First, I'm setting up variables in the form of an empty array to push the relevant numbers into:

``````let numbers = [];
``````

There are a few ways that I could populate the array with the necessary data, and what comes to my mind now is to:

• Set up a `for` loop with the iterator value set to the `number` minus 1, that runs while the iterator is above 2 (this was initially set to zero, but I realized while typing this that there are obviously no positive multiples of 3 or 5 beneath 3, so there's not point in running unnecessary iterations), and subtracts one from the iterator with every pass.

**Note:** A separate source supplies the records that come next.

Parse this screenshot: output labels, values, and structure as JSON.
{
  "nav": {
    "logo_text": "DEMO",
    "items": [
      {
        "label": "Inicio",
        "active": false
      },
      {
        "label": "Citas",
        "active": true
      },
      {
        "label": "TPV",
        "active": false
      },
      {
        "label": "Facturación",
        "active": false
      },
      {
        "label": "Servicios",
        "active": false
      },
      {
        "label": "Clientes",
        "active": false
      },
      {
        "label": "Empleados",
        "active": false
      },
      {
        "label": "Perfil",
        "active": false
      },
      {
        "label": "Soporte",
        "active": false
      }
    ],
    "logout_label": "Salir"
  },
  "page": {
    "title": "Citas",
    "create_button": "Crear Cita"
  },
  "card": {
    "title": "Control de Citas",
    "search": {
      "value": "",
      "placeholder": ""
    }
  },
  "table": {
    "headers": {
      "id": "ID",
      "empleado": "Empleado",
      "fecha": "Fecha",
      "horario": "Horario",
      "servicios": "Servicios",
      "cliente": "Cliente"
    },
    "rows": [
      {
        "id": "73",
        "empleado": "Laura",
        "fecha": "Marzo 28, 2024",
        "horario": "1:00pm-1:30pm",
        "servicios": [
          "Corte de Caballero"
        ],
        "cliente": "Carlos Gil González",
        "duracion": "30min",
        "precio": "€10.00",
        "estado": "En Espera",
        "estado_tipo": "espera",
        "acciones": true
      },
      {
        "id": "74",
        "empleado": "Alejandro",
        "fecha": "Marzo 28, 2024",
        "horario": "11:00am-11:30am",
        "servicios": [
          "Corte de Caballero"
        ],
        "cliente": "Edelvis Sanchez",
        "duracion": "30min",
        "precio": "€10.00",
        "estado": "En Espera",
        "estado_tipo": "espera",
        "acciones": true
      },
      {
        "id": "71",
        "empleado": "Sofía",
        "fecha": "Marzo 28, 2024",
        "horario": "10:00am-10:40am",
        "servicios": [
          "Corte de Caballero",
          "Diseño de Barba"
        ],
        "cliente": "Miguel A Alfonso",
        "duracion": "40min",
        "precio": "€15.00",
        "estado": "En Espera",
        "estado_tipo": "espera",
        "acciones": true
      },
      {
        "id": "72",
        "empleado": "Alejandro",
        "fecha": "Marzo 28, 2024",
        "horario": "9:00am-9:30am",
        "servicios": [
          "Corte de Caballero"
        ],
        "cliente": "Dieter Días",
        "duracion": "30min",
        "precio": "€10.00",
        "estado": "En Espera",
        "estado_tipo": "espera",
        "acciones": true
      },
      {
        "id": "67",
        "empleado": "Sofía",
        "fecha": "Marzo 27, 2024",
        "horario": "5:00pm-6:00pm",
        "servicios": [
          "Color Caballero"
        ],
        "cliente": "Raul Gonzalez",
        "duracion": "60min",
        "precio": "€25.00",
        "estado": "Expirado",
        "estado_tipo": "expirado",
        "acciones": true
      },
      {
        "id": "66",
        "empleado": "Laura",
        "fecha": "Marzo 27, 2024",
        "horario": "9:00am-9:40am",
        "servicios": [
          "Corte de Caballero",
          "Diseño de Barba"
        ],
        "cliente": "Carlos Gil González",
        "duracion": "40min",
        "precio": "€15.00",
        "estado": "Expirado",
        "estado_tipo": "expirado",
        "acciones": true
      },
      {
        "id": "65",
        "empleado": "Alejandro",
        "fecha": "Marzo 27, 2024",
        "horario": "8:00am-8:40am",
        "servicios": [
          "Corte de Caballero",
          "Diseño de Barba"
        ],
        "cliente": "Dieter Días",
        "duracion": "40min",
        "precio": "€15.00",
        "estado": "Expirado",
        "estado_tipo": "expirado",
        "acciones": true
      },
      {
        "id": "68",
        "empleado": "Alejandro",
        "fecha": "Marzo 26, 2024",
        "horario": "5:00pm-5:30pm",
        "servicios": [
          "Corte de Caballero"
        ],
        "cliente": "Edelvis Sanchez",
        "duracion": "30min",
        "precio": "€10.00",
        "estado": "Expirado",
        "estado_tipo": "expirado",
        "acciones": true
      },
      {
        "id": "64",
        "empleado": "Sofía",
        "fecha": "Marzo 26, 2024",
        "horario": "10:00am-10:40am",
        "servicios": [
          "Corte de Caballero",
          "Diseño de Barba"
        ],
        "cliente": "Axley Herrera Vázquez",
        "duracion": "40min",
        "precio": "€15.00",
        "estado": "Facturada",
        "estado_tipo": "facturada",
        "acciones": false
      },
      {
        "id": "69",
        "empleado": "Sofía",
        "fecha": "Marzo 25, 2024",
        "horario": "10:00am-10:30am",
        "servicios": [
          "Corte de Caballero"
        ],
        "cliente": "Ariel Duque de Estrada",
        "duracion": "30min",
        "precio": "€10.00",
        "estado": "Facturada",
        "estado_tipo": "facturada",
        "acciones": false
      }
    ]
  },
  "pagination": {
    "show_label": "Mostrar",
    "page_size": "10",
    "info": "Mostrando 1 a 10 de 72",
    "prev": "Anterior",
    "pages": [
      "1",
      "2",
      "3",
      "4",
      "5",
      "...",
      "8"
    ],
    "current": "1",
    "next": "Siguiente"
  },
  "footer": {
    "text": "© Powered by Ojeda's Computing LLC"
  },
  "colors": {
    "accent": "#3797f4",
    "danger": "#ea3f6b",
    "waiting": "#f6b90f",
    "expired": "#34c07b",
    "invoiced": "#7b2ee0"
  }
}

• The loop will run a check with each pass to see if the modulus of the iterator value and (3 or 5) equals zero. If so, that values gets pushed (read: added to the end of the array) to the `numbers` array. This looks like:

``````for (let i = number - 1; i > 2; i--) {
if (i % 3 == 0 || i % 5 == 0) {
numbers.push(i);
}
``````

Finally, I'l going to run the .reduce method on the `numbers` array, and return that value. `Array.reduce()` is one of the hairier built-in JavaScript methods to learn, but the short version is that it runs a process over an array to reduce it down to a single value. So the completed code looks like this:

``````function multiplesOf3and5(number) {
let numbers = [];

for (let i = number - 1; i > 2; i--) {
if (i % 3 == 0 || i % 5 == 0) {
numbers.push(i);
}
}

return numbers.reduce((a, b) => a + b, 0);
}

multiplesOf3and5(1000);
``````

...and it works!

## Final Thoughts

I can do more work here, including analyzing the Big O result of the algorithm, and using that information to improve the runtime. Did you also work on this problem? If so, what did your solution look like?